I went round his shop, into the sanctum of his back room, sussing his antiques. Lots of fakes and later things, but enjoyable. Like good old times, before I ran for my life.
“Are you expecting anyone?” he asked a few times.
Telling him no, I went on picking things up, putting things down, smiling and frowning. He made tea – Dutch aren’t any good at tea. I drank it from
politeness
.
An hour later I put the question, heart in my
mouth.
“I’ve a few things from local excavations.
Metal-detector
finds, that sort of thing, Hubert. Interested?”

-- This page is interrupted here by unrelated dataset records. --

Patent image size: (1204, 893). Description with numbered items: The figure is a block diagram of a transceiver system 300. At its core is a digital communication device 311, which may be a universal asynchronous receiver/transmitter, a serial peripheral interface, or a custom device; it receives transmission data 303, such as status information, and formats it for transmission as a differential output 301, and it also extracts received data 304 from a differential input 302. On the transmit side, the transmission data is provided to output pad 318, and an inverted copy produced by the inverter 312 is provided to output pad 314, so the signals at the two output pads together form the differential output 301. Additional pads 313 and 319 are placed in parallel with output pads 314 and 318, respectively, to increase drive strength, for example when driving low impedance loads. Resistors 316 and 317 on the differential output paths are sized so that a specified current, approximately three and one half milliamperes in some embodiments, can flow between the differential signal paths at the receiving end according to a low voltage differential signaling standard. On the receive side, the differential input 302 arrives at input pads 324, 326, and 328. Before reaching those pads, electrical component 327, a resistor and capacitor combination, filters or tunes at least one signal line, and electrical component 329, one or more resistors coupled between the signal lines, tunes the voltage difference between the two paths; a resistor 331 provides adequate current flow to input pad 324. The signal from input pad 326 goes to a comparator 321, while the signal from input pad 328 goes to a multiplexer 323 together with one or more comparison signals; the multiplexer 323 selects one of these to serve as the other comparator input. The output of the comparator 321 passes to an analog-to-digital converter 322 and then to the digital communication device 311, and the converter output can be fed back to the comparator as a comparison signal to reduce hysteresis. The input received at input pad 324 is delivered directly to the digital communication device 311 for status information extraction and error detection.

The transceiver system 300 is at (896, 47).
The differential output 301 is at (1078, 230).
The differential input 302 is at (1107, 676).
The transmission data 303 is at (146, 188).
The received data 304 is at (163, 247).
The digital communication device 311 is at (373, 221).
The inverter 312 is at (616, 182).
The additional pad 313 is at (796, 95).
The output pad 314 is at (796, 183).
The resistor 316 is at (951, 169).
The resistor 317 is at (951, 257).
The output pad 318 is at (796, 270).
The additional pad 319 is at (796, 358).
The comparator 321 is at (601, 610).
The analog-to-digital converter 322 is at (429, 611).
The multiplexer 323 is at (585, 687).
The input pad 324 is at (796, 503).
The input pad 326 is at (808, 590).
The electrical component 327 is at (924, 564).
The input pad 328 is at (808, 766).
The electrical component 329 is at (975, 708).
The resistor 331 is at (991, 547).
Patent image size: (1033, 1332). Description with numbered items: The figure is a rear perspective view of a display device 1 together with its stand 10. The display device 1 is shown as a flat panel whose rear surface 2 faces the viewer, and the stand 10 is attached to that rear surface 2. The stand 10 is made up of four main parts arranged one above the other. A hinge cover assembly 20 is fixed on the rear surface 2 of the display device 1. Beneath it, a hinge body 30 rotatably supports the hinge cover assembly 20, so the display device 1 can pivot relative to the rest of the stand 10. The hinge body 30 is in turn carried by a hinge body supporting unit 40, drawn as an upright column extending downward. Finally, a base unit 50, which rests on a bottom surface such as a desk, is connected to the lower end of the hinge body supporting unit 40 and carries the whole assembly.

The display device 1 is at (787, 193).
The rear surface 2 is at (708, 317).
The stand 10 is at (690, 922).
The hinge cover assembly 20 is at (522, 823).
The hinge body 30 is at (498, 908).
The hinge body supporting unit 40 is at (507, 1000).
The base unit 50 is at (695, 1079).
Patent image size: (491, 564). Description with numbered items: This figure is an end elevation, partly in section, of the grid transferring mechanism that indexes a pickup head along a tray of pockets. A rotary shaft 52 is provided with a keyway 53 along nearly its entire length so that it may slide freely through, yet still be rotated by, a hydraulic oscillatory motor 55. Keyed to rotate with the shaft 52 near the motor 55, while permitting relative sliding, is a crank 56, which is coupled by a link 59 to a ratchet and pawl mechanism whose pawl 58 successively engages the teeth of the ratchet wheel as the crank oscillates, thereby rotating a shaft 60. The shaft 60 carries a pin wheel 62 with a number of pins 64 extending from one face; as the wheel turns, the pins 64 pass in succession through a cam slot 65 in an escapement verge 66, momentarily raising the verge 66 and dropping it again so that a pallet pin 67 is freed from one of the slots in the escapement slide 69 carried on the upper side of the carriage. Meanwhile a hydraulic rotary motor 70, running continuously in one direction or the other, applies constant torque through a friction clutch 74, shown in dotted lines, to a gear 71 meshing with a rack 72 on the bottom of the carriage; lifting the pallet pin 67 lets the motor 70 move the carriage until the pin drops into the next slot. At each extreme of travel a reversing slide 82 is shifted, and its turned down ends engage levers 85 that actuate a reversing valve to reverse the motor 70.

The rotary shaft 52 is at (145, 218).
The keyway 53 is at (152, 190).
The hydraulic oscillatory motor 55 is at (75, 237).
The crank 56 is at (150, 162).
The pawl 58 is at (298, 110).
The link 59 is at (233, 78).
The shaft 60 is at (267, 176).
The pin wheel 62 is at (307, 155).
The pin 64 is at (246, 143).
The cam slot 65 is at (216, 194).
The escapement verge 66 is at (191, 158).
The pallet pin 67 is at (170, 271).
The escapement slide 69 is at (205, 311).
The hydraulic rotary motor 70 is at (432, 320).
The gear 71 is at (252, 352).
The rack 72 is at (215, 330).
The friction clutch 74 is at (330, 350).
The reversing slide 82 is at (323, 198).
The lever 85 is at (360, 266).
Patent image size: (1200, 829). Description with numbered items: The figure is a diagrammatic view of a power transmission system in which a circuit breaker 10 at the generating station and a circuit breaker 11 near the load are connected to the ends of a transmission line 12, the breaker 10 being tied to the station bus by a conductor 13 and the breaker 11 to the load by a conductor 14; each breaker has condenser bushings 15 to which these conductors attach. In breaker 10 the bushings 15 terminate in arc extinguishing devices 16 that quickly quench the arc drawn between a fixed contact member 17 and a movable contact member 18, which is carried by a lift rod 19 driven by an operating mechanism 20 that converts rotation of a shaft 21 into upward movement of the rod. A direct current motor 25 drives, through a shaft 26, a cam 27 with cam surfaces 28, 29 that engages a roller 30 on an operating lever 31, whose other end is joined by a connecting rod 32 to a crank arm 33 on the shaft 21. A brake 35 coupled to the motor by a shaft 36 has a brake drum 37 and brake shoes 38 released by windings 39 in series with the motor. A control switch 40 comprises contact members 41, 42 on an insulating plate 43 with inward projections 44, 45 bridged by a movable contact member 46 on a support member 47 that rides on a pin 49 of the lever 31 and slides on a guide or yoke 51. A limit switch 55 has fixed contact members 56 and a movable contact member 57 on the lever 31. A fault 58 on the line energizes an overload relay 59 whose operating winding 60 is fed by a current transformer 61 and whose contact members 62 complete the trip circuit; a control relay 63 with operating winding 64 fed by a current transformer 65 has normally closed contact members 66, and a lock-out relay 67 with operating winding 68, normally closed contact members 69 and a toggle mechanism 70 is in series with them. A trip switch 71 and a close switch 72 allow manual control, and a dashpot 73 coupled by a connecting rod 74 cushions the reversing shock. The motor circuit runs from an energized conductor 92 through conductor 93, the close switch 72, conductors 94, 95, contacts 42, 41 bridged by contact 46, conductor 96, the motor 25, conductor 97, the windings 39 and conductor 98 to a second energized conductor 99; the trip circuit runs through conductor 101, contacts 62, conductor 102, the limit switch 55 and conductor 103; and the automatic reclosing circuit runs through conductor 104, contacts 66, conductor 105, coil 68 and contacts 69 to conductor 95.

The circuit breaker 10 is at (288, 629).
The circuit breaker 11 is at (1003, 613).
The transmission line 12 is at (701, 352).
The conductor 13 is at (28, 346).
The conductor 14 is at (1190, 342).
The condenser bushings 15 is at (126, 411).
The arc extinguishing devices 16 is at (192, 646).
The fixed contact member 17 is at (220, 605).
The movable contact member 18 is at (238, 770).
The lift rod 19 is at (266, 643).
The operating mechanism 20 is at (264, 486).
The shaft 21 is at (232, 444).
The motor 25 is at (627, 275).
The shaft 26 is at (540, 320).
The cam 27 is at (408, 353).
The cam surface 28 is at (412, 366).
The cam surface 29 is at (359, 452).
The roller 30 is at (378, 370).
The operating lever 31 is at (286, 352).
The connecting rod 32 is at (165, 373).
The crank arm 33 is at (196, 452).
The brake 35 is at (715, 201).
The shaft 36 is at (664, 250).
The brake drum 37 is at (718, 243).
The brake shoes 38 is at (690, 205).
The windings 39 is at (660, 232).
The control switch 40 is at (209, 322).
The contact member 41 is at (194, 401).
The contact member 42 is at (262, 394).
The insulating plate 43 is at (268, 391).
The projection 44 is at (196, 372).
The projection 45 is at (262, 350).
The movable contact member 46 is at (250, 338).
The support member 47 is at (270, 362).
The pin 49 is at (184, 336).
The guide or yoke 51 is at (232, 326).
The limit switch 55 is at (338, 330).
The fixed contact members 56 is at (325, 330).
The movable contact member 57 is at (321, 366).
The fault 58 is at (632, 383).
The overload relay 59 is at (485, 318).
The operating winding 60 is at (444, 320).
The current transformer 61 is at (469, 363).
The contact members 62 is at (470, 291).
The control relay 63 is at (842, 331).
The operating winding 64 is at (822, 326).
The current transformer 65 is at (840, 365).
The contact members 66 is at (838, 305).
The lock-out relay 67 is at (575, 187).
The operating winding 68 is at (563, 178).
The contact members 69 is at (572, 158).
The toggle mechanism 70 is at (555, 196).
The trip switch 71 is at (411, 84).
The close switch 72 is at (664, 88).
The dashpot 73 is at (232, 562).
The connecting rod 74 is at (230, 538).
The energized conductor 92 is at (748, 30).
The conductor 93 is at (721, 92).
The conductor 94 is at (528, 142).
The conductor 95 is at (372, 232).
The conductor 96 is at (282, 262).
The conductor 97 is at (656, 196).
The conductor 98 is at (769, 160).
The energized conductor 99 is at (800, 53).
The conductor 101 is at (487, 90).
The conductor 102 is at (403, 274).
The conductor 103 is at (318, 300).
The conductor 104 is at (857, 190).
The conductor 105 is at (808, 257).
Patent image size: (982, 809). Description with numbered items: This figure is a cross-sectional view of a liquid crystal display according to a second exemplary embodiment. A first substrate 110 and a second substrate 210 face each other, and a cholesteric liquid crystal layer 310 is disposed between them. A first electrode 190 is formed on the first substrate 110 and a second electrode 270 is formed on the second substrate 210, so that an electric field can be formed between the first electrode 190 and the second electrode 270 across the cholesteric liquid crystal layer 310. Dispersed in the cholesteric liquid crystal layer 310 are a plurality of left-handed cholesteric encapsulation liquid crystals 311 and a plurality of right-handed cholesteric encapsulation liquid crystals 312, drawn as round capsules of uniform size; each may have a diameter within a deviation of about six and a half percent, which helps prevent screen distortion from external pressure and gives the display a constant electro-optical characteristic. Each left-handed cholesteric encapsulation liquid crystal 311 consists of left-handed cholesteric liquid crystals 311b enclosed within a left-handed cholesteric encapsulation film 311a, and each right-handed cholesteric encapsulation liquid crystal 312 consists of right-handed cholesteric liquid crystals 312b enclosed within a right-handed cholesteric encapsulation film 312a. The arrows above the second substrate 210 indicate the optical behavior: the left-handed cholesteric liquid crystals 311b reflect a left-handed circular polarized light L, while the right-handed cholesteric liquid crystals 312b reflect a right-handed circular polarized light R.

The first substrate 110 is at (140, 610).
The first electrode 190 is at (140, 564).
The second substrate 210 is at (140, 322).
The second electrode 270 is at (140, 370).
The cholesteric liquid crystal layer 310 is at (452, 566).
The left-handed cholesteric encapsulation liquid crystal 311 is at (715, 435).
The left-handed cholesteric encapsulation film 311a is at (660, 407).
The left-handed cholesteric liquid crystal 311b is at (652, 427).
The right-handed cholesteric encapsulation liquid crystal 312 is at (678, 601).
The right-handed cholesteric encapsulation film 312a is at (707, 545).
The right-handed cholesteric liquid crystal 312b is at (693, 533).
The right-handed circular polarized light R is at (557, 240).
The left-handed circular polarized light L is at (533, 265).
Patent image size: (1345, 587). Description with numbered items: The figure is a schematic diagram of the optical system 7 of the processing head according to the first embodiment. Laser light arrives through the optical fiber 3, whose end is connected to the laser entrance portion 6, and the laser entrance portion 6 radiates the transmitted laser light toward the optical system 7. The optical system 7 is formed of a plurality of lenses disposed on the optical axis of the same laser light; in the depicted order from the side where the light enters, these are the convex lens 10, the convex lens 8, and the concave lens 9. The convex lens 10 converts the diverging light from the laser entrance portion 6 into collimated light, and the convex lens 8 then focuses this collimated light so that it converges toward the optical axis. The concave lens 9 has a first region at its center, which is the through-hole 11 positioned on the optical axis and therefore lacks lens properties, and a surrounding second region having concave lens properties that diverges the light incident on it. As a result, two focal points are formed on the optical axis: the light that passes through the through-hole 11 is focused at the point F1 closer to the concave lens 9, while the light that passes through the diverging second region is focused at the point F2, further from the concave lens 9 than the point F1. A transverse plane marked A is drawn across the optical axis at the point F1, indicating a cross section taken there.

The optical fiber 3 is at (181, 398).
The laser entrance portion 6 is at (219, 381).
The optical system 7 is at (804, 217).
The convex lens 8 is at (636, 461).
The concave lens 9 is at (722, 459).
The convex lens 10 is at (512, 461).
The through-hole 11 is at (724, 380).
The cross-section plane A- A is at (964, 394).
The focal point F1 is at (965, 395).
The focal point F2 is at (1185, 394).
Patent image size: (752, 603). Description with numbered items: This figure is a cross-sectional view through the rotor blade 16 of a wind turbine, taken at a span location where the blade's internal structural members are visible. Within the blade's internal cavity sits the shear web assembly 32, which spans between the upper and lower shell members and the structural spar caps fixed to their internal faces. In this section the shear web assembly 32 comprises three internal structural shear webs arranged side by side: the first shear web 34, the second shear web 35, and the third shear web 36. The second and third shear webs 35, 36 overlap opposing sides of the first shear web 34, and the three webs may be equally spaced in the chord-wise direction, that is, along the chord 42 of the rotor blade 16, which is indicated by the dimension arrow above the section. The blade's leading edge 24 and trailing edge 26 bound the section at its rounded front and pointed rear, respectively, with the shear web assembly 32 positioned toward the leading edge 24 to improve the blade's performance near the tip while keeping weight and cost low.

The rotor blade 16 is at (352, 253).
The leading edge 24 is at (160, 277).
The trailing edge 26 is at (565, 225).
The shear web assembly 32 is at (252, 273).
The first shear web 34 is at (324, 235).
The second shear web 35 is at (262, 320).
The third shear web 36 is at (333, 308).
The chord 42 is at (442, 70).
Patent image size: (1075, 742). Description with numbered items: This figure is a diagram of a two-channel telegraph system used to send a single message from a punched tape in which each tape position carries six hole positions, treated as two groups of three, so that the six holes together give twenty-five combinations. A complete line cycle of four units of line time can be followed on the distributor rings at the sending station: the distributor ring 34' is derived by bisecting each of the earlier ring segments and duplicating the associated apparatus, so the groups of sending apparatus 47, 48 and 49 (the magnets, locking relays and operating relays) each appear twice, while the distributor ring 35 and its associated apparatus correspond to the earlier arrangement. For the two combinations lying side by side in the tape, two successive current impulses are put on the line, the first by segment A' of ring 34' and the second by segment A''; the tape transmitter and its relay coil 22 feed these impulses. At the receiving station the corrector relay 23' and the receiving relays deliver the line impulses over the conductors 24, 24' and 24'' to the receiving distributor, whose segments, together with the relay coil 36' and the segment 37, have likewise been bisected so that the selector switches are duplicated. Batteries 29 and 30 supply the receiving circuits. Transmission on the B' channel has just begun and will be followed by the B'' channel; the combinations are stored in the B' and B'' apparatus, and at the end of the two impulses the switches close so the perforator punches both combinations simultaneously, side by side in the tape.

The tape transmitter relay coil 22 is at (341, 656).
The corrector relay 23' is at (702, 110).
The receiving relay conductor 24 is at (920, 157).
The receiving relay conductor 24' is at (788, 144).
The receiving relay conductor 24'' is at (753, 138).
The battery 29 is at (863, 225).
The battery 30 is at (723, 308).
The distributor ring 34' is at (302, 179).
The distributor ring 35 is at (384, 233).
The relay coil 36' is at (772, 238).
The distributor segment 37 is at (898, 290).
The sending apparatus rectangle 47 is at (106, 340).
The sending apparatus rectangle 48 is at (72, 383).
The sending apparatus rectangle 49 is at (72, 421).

I detailed seven finds, including an Ancient British torc – that’s a twisted gold neck adornment made for a tribal king. I added a couple of Saxon gold-and-
garnet
rings, a brooch and a cape clasp, and two or three pilgrim tokens from devout wanderers of the AD 700 period, give or take a yard. I had to be vague about their number and dates, because I hadn’t any antiques at all.